If the UI changes are generated in the action event of the button you clicked then the iOS browser updates immediately as those changes are sent back in the same connection/conversation. However, if they come back slightly delayed say s the result of an async query or something then it takes 2 seconds no matter what. I can duplicate it by just delaying 100ms or so from the initial button click, restoring the web session and sending back a result. Even though the server app THINKS its sent the data, the browser doesnt even try to load the changes for 2 seconds.
If I happen to generate a user action that talks to the server while that change is outstanding its sent back immediately along with any other new data. for example if I click any other button then the outstanding changes are returned along with that hit. But if Im just waiting for an update it takes 2 seconds before they show up.
I thought we were working with WebSockets now? Arent they totally open all the time? Is there a throttle on the AJAX refresh for iOS apps that isnt there for regular browser connections?
On iOS, we had to switch to ServerEvents a while back because of a bug in the os itself, so the mechanism for pushing is different.
I hope youve made a bug report because its not an equivalent solution… Ive just today been experimenting with adding a short time span webTimer to my pages.

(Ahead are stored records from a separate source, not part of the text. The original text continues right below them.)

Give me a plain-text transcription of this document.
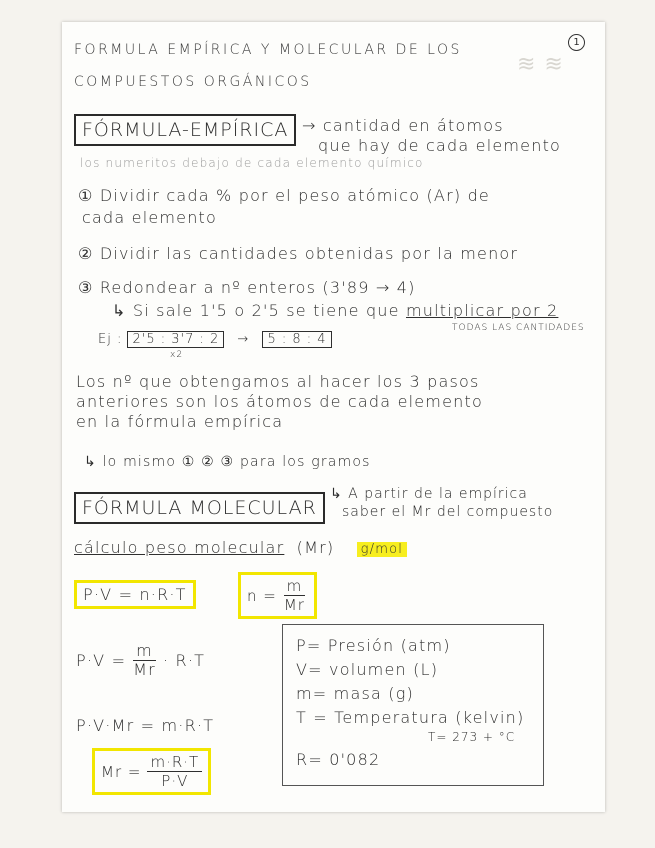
≋ ≋
1
FORMULA EMPÍRICA Y MOLECULAR DE LOS
COMPUESTOS ORGÁNICOS
FÓRMULA-EMPÍRICA → cantidad en átomos
que hay de cada elemento
los numeritos debajo de cada elemento químico
① Dividir cada % por el peso atómico (Ar) de
cada elemento
② Dividir las cantidades obtenidas por la menor
③ Redondear a nº enteros (3'89 → 4)
↳ Si sale 1'5 o 2'5 se tiene que multiplicar por 2
TODAS LAS CANTIDADES
Ej : 2'5 : 3'7 : 2 → 5 : 8 : 4
x2
Los nº que obtengamos al hacer los 3 pasos
anteriores son los átomos de cada elemento
en la fórmula empírica
↳ lo mismo ① ② ③ para los gramos
FÓRMULA MOLECULAR
↳ A partir de la empírica
saber el Mr del compuesto
cálculo peso molecular (Mr) g/mol
P·V = n·R·T	$n = \frac{m}{Mr}$
$P\cdot V = \frac{m}{Mr} \cdot R\cdot T$
P·V·Mr = m·R·T
$Mr = \frac{m\cdot R\cdot T}{P\cdot V}$
P= Presión (atm)
V= volumen (L)
m= masa (g)
T = Temperatura (kelvin)
T= 273 + °C
R= 0'082
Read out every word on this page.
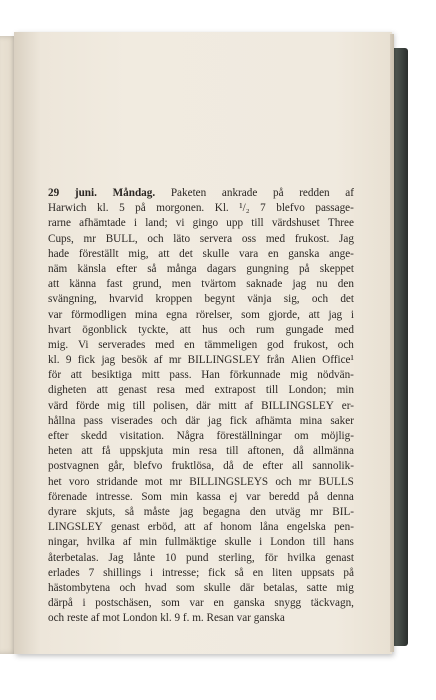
29 juni. Måndag. Paketen ankrade på redden af
Harwich kl. 5 på morgonen. Kl. ¹/₂ 7 blefvo passage-
rarne afhämtade i land; vi gingo upp till värdshuset Three
Cups, mr BULL, och läto servera oss med frukost. Jag
hade föreställt mig, att det skulle vara en ganska ange-
näm känsla efter så många dagars gungning på skeppet
att känna fast grund, men tvärtom saknade jag nu den
svängning, hvarvid kroppen begynt vänja sig, och det
var förmodligen mina egna rörelser, som gjorde, att jag i
hvart ögonblick tyckte, att hus och rum gungade med
mig. Vi serverades med en tämmeligen god frukost, och
kl. 9 fick jag besök af mr BILLINGSLEY från Alien Office¹
för att besiktiga mitt pass. Han förkunnade mig nödvän-
digheten att genast resa med extrapost till London; min
värd förde mig till polisen, där mitt af BILLINGSLEY er-
hållna pass viserades och där jag fick afhämta mina saker
efter skedd visitation. Några föreställningar om möjlig-
heten att få uppskjuta min resa till aftonen, då allmänna
postvagnen går, blefvo fruktlösa, då de efter all sannolik-
het voro stridande mot mr BILLINGSLEYS och mr BULLS
förenade intresse. Som min kassa ej var beredd på denna
dyrare skjuts, så måste jag begagna den utväg mr BIL-
LINGSLEY genast erböd, att af honom låna engelska pen-
ningar, hvilka af min fullmäktige skulle i London till hans
återbetalas. Jag lånte 10 pund sterling, för hvilka genast
erlades 7 shillings i intresse; fick så en liten uppsats på
hästombytena och hvad som skulle där betalas, satte mig
därpå i postschäsen, som var en ganska snygg täckvagn,
och reste af mot London kl. 9 f. m. Resan var ganska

When something is expecting a response it fires a few times for a few seconds and generates a lot of stupid useless traffic but it does dramatically speed up the reception of anything pushed.
The whole point of ServerEvents is to reduce the amount of power that is used when the device is in different modes of operation:
- Plugged in vs. not
- Wifi vs. cellular
Sorry for my tone Didnt mean to be snippy, its just such a lovely app and framework and I wanted it to be snappier I did some quick testing and there is a small difference between wifi vs cellular, but it doesnt seem to be faster connections, only the reduced latency youd expect. I also cant tell any difference between plugged in or on battery. Something does make a difference though, every so often for no reason I can figure out its perfect and just as fast as running on the desktop. But that stops and it goes back to making you wait 2 seconds for the next update.
You might see if it has to do with how many other apps are open, even if they’re sleeping.
It’s also worth noting that network conditions are a much bigger factor. Wifi or cellular interference would cause similar slowdowns.
I will continue to experiment. It doesnt initially FEEL like the latency of the connection is the problem. I can see in my log on the server that the change has been sent, and then up to 2 seconds later the network activity spinner lights up on the iPhone and as soon as that happens the changes show up almost instantly. It feels like its polling. Also if I perform some other action on the phone side that causes another bit of data to be sent, the changes will also appear immediately in the response to that. They just dont push from the server without delay.